For an indie game like Natural Selection 2—a game made over the course of six years by a team of just seven people—one mediocre score could be catastrophic. (Although they seem to be doing okay, and Kotaku's Kate Cox had a ton of praise for the competitive game in our review.)
I asked Hugh Jeremy, community manager and jack-of-all-trades over at Natural Selection 2 developer Unknown Worlds, what the team thought of this whole situation.
"We fully respect Gamespot's journalistic processes and are very thankful that they took the time to review NS2. Many critics will not touch smaller indie games with a ten-foot barge pole," Jeremy told me. He said they've reached out to Metacritic for an explanation, but they haven't yet heard back. [Update: After the publication of this piece, Metacritic's Doyle sent me a note to say he had offered to get on the phone with Jeremy, but that Jeremy never got back to him.]
"In general, it is extremely important that score aggregators reflect accurate and timely information about the reviews they are aggregating," he said. "Their scores are used by players, publishers, investors, other critics and even developers themselves to judge the success or failure of a product. Those scores can make or break dreams."
While Eric Neigher, GameSpot's original reviewer, was certainly entitled to give the game whatever score he felt was appropriate, that score was pulled. GameSpot has re-reviewed the game. Should the most important game score aggregator on the planet not update their listings to reflect that?

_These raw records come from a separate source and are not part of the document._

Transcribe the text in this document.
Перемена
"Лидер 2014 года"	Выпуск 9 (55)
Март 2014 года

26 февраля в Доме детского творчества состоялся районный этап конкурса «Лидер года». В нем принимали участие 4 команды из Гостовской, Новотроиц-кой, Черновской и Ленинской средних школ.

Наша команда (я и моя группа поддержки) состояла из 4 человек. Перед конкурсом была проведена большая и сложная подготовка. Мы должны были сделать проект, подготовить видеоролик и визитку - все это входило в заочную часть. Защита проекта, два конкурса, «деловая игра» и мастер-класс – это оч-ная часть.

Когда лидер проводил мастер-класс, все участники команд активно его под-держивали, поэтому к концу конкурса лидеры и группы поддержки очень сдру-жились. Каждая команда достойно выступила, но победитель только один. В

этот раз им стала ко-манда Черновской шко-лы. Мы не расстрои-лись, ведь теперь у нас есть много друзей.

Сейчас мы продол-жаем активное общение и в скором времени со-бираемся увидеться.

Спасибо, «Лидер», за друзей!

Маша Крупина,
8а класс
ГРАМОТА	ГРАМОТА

This isn't the first time that Neigher's reviews have come under fire. In 2010, the developers behind Monday Night Combat publicly questioned if he had played the game before writing a review for 1up. (I reached out to Neigher earlier today to see if he'd like to give his thoughts for this story, but I haven't yet heard back.)
And a glance through some of Neigher's old work shows some rather bizarre choices.
"And if you're all butt-hurt about not having the same stuff as the kids across the Pacific, I hear you, but please believe me when I say that if you allow that butt-hurtedness to prevent you from buying and playing this game, you fail at life and will never have sex. Yeah, I said it. Because it's true. Don't say I didn't warn you," he wrote in his review of Yakuza 3.
We'll continue to follow and update this story as we hear more.